Kamis, 02 November 2017

Ingin Lebih Bahagia? Belilah Pengalaman Bukan Barang ..

Bergembira di pantai

Anda pasti sudah sering mendengar petuah yang mengatakan bahwa uang tidak bisa membeli kebahagiaan. Kini, menurut para peneliti, kalimat itu benar setelah mereka mendapati bahwa pengalaman lebih membuat seseorang bahagia daripada memiliki barang-barang.

Memang tidak salah, uang bisa membuat Anda lebih gembira. Tapi sebatas itu saja. Bila kebutuhan pokok Anda sudah terpenuhi, maka memiliki lebih banyak uang tidak akan meningkatkan kebahagiaan secara signifikan.

Oleh karenanya yang harus dilakukan agar lebih bahagia bukan mencari lebih banyak uang, namun bagaimana menggunakannya untuk mendapatkan kebahagiaan lebih.

Cara yang keliru

Banyak orang mengira menginvestasikan uang dalam bentuk barang adalah cara yang tepat. Alasannya, barang akan lebih awet daripada sebuah pengalaman yang berlangsung sebentar saja. Dengan memiliki barang, orang mengira kebahagiaannya juga akan lebih awet.

Meski demikian, para psikolog dan sosiolog justru menemukan hubungan antara materialisme atau kesukaan memiliki barang-barang, dengan narsisme alias kecenderungan untuk pamer, kegelisahan sosial, dan ketidakbahagiaan hidup.

Bila Anda membeli sebuah barang baru, itu akan membuat Anda gembira. Kita semua merasakan hal itu. Namun dengan berjalannya waktu, kesenangan itu memudar, dan Anda akan segera ingin berbelanja lagi untuk menghadirkan kegembiraan baru.

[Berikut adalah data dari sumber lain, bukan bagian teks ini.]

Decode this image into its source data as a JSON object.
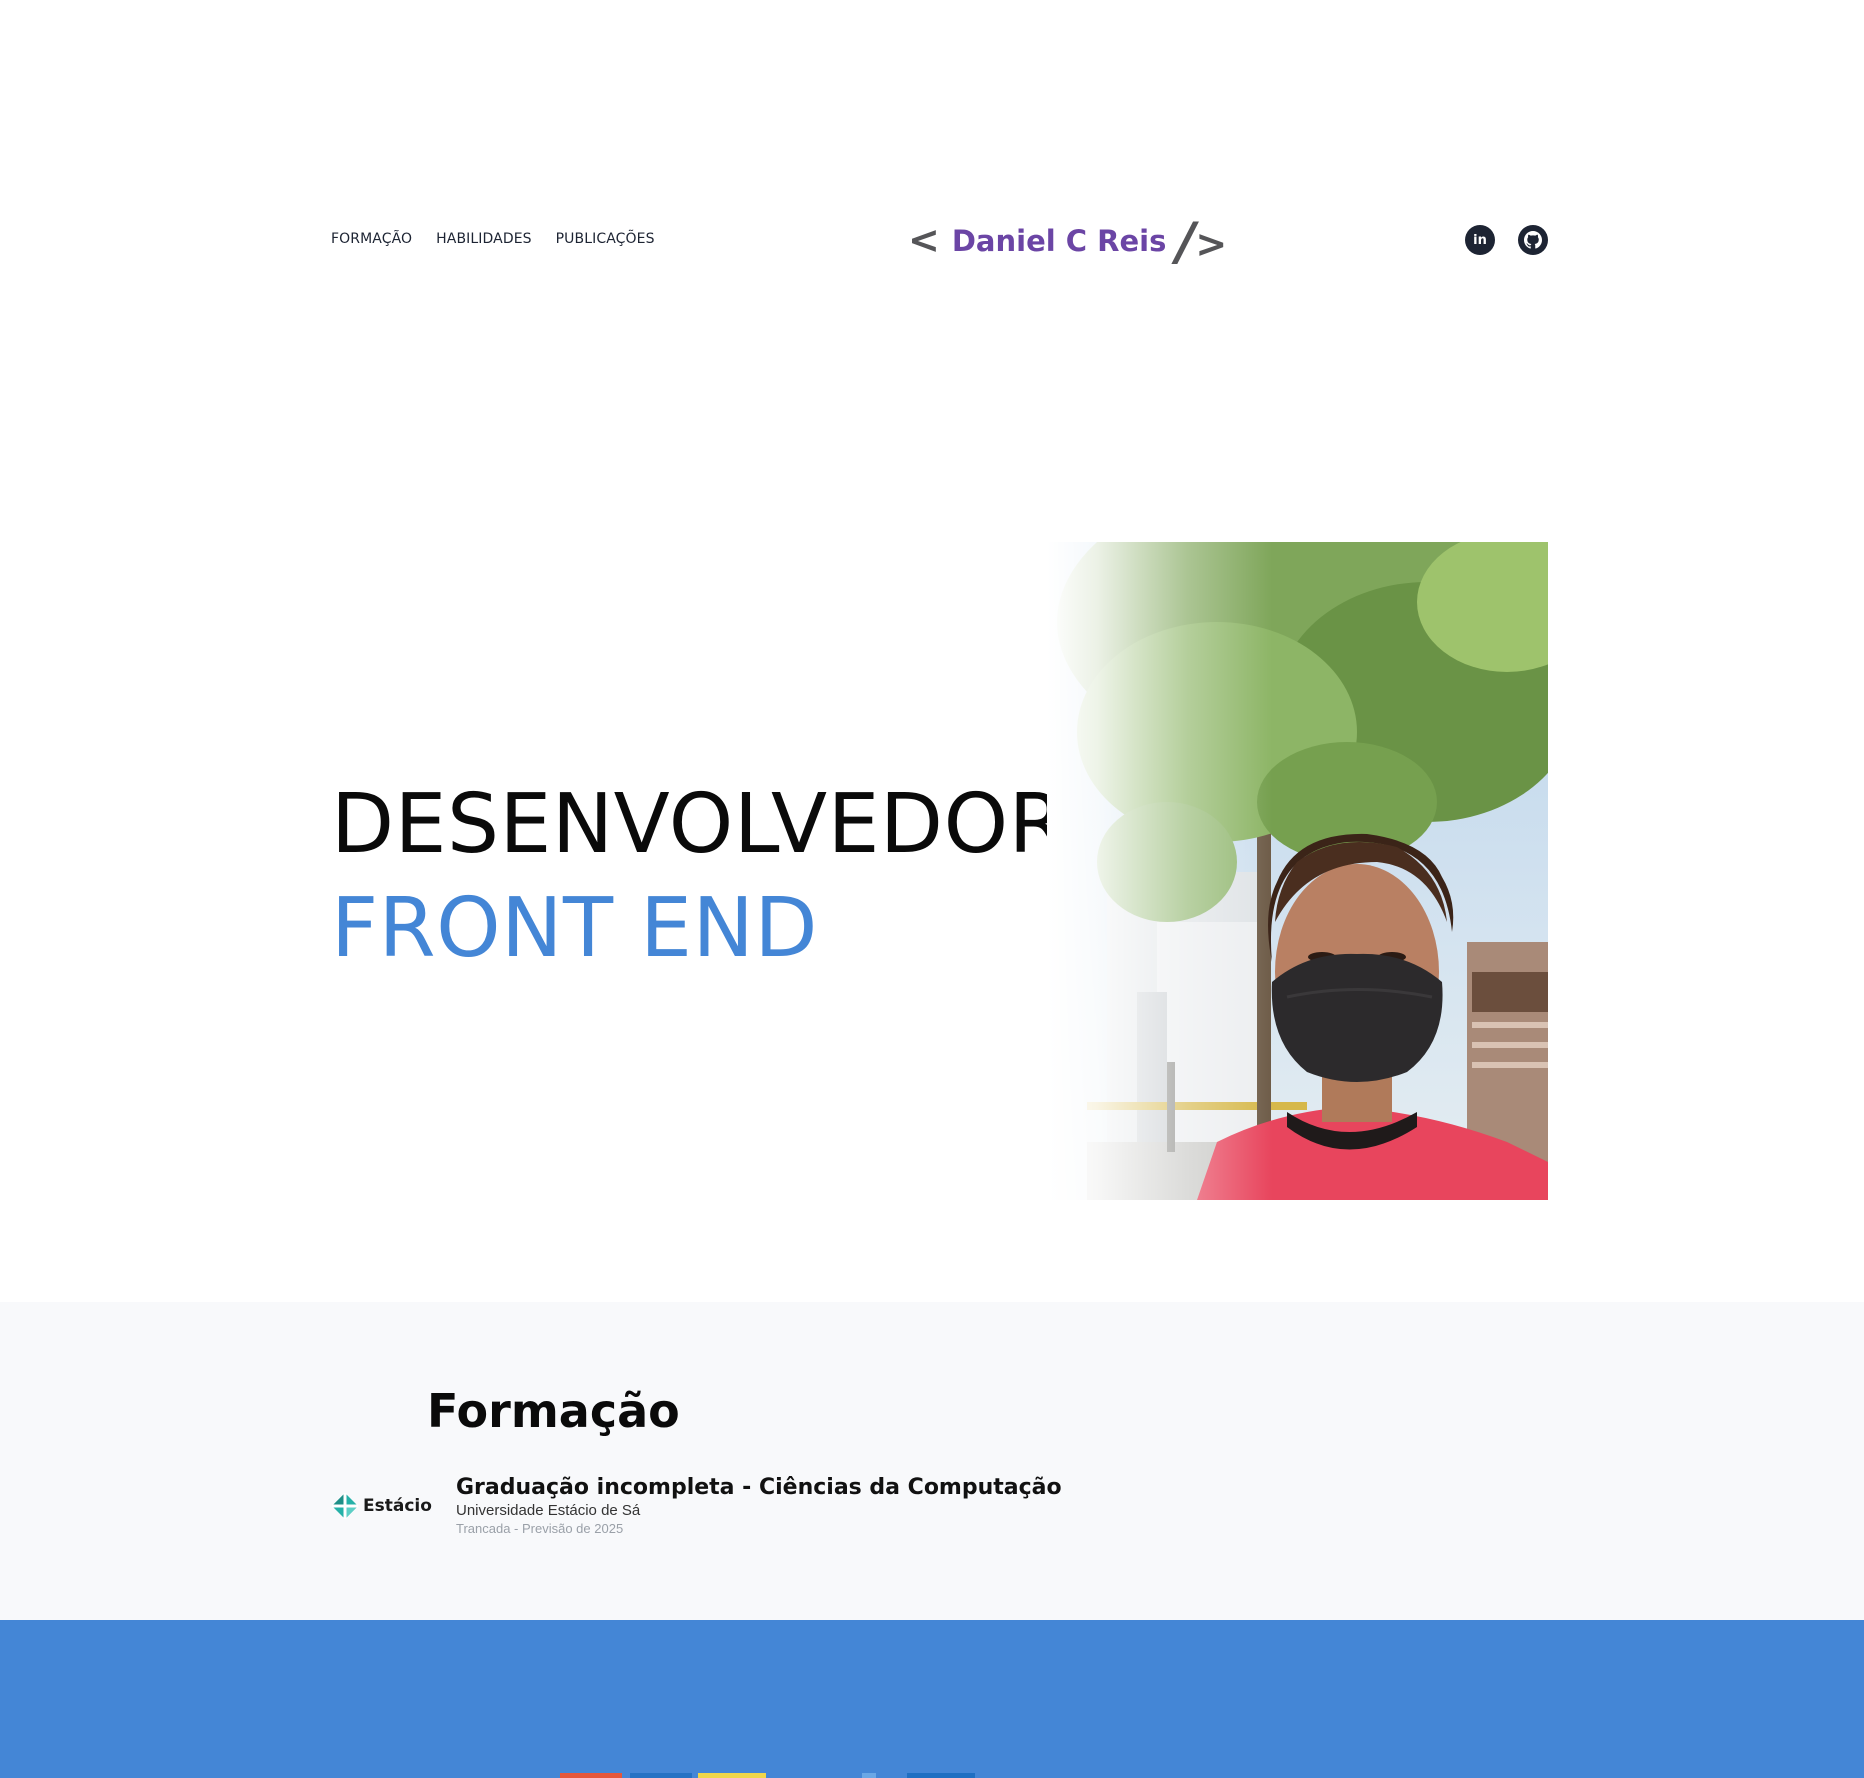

“Kita membeli barang untuk membuat kita senang, dan kita mendapatkannya. Namun hanya untuk sementara. Barang baru memang menyenangkan pada awalnya, namun setelah kita terbiasa, ia tidak akan terlalu menarik lagi,” ujar Dr. Thomas Gilovich, psikolog dari Cornell University yang meneliti hubungan antara uang dengan kebahagiaan selama dua dekade.


Gilovich menyebutkan itu dalam artikel tahun 2016 yang berjudul: “Want Happiness? Buy Experiences, Not Things”, yang diterbitkan di laman Fakultas Psikologi Universitas Cornell.

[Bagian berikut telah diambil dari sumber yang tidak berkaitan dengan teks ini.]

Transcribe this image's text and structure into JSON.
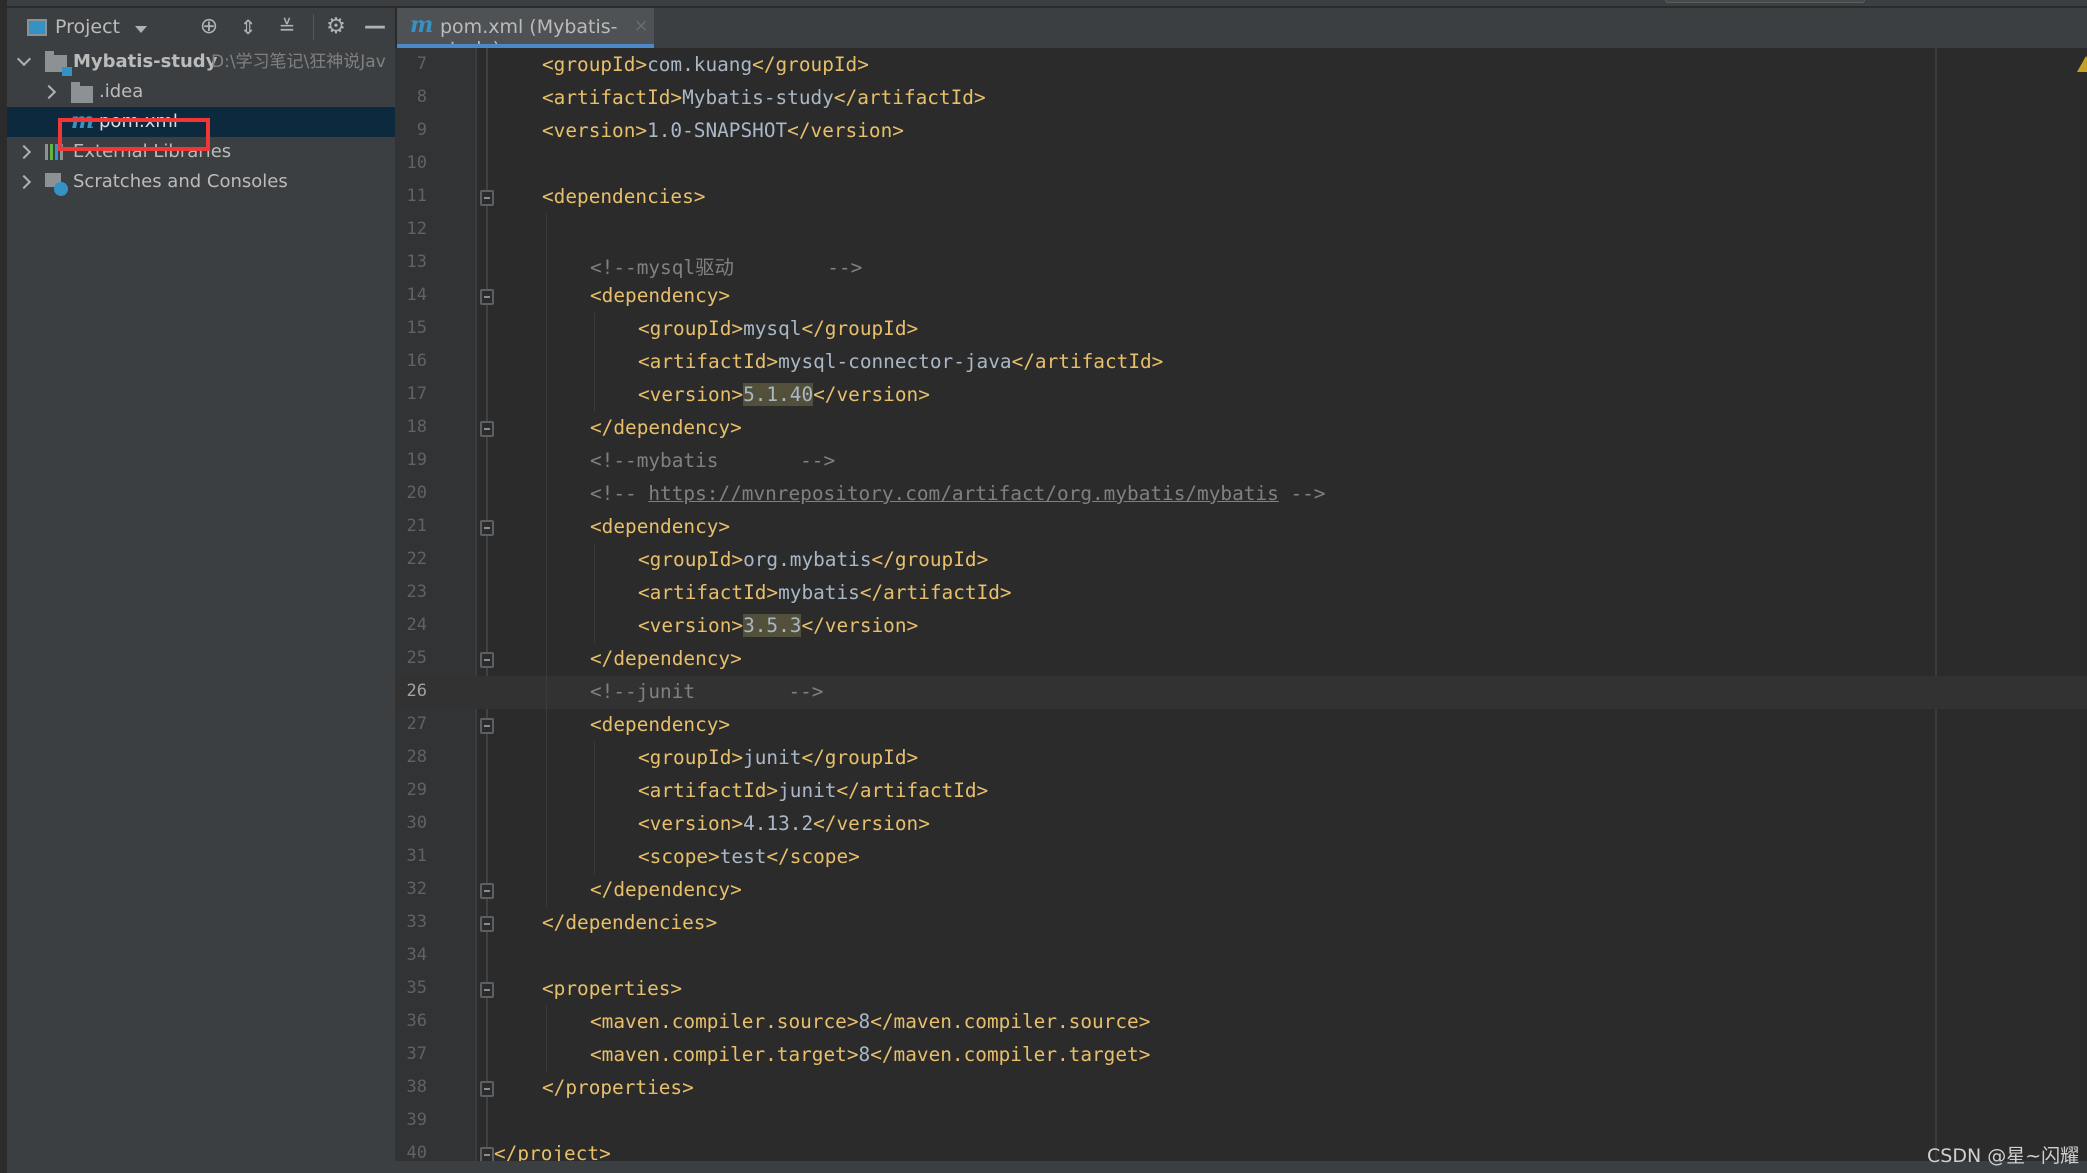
{
  "project_panel": {
    "title": "Project",
    "toolbar_icons": [
      "locate-icon",
      "expand-all-icon",
      "collapse-all-icon",
      "settings-icon",
      "hide-icon"
    ],
    "tree": [
      {
        "label": "Mybatis-study",
        "path": "D:\\学习笔记\\狂神说Jav",
        "expanded": true,
        "icon": "module-folder-icon"
      },
      {
        "label": ".idea",
        "expanded": false,
        "icon": "folder-icon"
      },
      {
        "label": "pom.xml",
        "selected": true,
        "icon": "maven-icon"
      },
      {
        "label": "External Libraries",
        "expanded": false,
        "icon": "libraries-icon"
      },
      {
        "label": "Scratches and Consoles",
        "expanded": false,
        "icon": "scratches-icon"
      }
    ]
  },
  "editor": {
    "tab": {
      "label": "pom.xml (Mybatis-study)",
      "close": "×",
      "active": true
    },
    "current_line": 26,
    "lines": [
      {
        "n": "7",
        "indent": 1,
        "parts": [
          [
            "tag",
            "<groupId>"
          ],
          [
            "txt",
            "com.kuang"
          ],
          [
            "tag",
            "</groupId>"
          ]
        ]
      },
      {
        "n": "8",
        "indent": 1,
        "parts": [
          [
            "tag",
            "<artifactId>"
          ],
          [
            "txt",
            "Mybatis-study"
          ],
          [
            "tag",
            "</artifactId>"
          ]
        ]
      },
      {
        "n": "9",
        "indent": 1,
        "parts": [
          [
            "tag",
            "<version>"
          ],
          [
            "txt",
            "1.0-SNAPSHOT"
          ],
          [
            "tag",
            "</version>"
          ]
        ]
      },
      {
        "n": "10",
        "indent": 0,
        "parts": []
      },
      {
        "n": "11",
        "indent": 1,
        "fold": true,
        "parts": [
          [
            "tag",
            "<dependencies>"
          ]
        ]
      },
      {
        "n": "12",
        "indent": 0,
        "parts": []
      },
      {
        "n": "13",
        "indent": 2,
        "parts": [
          [
            "cmt",
            "<!--mysql驱动        -->"
          ]
        ]
      },
      {
        "n": "14",
        "indent": 2,
        "fold": true,
        "parts": [
          [
            "tag",
            "<dependency>"
          ]
        ]
      },
      {
        "n": "15",
        "indent": 3,
        "parts": [
          [
            "tag",
            "<groupId>"
          ],
          [
            "txt",
            "mysql"
          ],
          [
            "tag",
            "</groupId>"
          ]
        ]
      },
      {
        "n": "16",
        "indent": 3,
        "parts": [
          [
            "tag",
            "<artifactId>"
          ],
          [
            "txt",
            "mysql-connector-java"
          ],
          [
            "tag",
            "</artifactId>"
          ]
        ]
      },
      {
        "n": "17",
        "indent": 3,
        "parts": [
          [
            "tag",
            "<version>"
          ],
          [
            "hl",
            "5.1.40"
          ],
          [
            "tag",
            "</version>"
          ]
        ]
      },
      {
        "n": "18",
        "indent": 2,
        "fold": true,
        "parts": [
          [
            "tag",
            "</dependency>"
          ]
        ]
      },
      {
        "n": "19",
        "indent": 2,
        "parts": [
          [
            "cmt",
            "<!--mybatis       -->"
          ]
        ]
      },
      {
        "n": "20",
        "indent": 2,
        "parts": [
          [
            "cmt",
            "<!-- "
          ],
          [
            "url",
            "https://mvnrepository.com/artifact/org.mybatis/mybatis"
          ],
          [
            "cmt",
            " -->"
          ]
        ]
      },
      {
        "n": "21",
        "indent": 2,
        "fold": true,
        "parts": [
          [
            "tag",
            "<dependency>"
          ]
        ]
      },
      {
        "n": "22",
        "indent": 3,
        "parts": [
          [
            "tag",
            "<groupId>"
          ],
          [
            "txt",
            "org.mybatis"
          ],
          [
            "tag",
            "</groupId>"
          ]
        ]
      },
      {
        "n": "23",
        "indent": 3,
        "parts": [
          [
            "tag",
            "<artifactId>"
          ],
          [
            "txt",
            "mybatis"
          ],
          [
            "tag",
            "</artifactId>"
          ]
        ]
      },
      {
        "n": "24",
        "indent": 3,
        "parts": [
          [
            "tag",
            "<version>"
          ],
          [
            "hl",
            "3.5.3"
          ],
          [
            "tag",
            "</version>"
          ]
        ]
      },
      {
        "n": "25",
        "indent": 2,
        "fold": true,
        "parts": [
          [
            "tag",
            "</dependency>"
          ]
        ]
      },
      {
        "n": "26",
        "indent": 2,
        "parts": [
          [
            "cmt",
            "<!--junit        -->"
          ]
        ]
      },
      {
        "n": "27",
        "indent": 2,
        "fold": true,
        "parts": [
          [
            "tag",
            "<dependency>"
          ]
        ]
      },
      {
        "n": "28",
        "indent": 3,
        "parts": [
          [
            "tag",
            "<groupId>"
          ],
          [
            "txt",
            "junit"
          ],
          [
            "tag",
            "</groupId>"
          ]
        ]
      },
      {
        "n": "29",
        "indent": 3,
        "parts": [
          [
            "tag",
            "<artifactId>"
          ],
          [
            "txt",
            "junit"
          ],
          [
            "tag",
            "</artifactId>"
          ]
        ]
      },
      {
        "n": "30",
        "indent": 3,
        "parts": [
          [
            "tag",
            "<version>"
          ],
          [
            "txt",
            "4.13.2"
          ],
          [
            "tag",
            "</version>"
          ]
        ]
      },
      {
        "n": "31",
        "indent": 3,
        "parts": [
          [
            "tag",
            "<scope>"
          ],
          [
            "txt",
            "test"
          ],
          [
            "tag",
            "</scope>"
          ]
        ]
      },
      {
        "n": "32",
        "indent": 2,
        "fold": true,
        "parts": [
          [
            "tag",
            "</dependency>"
          ]
        ]
      },
      {
        "n": "33",
        "indent": 1,
        "fold": true,
        "parts": [
          [
            "tag",
            "</dependencies>"
          ]
        ]
      },
      {
        "n": "34",
        "indent": 0,
        "parts": []
      },
      {
        "n": "35",
        "indent": 1,
        "fold": true,
        "parts": [
          [
            "tag",
            "<properties>"
          ]
        ]
      },
      {
        "n": "36",
        "indent": 2,
        "parts": [
          [
            "tag",
            "<maven.compiler.source>"
          ],
          [
            "txt",
            "8"
          ],
          [
            "tag",
            "</maven.compiler.source>"
          ]
        ]
      },
      {
        "n": "37",
        "indent": 2,
        "parts": [
          [
            "tag",
            "<maven.compiler.target>"
          ],
          [
            "txt",
            "8"
          ],
          [
            "tag",
            "</maven.compiler.target>"
          ]
        ]
      },
      {
        "n": "38",
        "indent": 1,
        "fold": true,
        "parts": [
          [
            "tag",
            "</properties>"
          ]
        ]
      },
      {
        "n": "39",
        "indent": 0,
        "parts": []
      },
      {
        "n": "40",
        "indent": 0,
        "fold": true,
        "parts": [
          [
            "tag",
            "</project>"
          ]
        ]
      }
    ]
  },
  "colors": {
    "tag": "#e8bf6a",
    "text": "#a9b7c6",
    "comment": "#808080",
    "selection": "#0d293e",
    "accent": "#4a88c7",
    "highlight_box": "#f03636"
  },
  "watermark": "CSDN @星~闪耀"
}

Study lain di tahun 2014 juga menemukan bahwa saat kita fokus pada apa yang kita inginkan daripada apa yang kita miliki membuat kita kurang menghargai apa yang sudah ada di sekitar kita. Ditemukan bahwa partisipan yang lebih materialistis selalu lebih merasa kekurangan dan memiliki tingkat kepuasan atau rasa syukur yang rendah.

Cara yang benar

Nah ketika harta tidak menjamin kebahagiaan, lalu apa yang harus dilakukan? Di sinilah kita membutuhkan pengalaman atau aktivitas yang menggembirakan.

Mendaki gunung

Riset Dr Gilovich menemukan bahwa tingkat kebahagiaan yang didapat dari membeli barang baru memang sepadan dengan uang yang digunakan untuk bepergian dan mendapat pengalaman. Namun kenangan perjalanan dan kegembiraan saat kita mengingat pengalaman itu akan bertahan jauh lebih lama. 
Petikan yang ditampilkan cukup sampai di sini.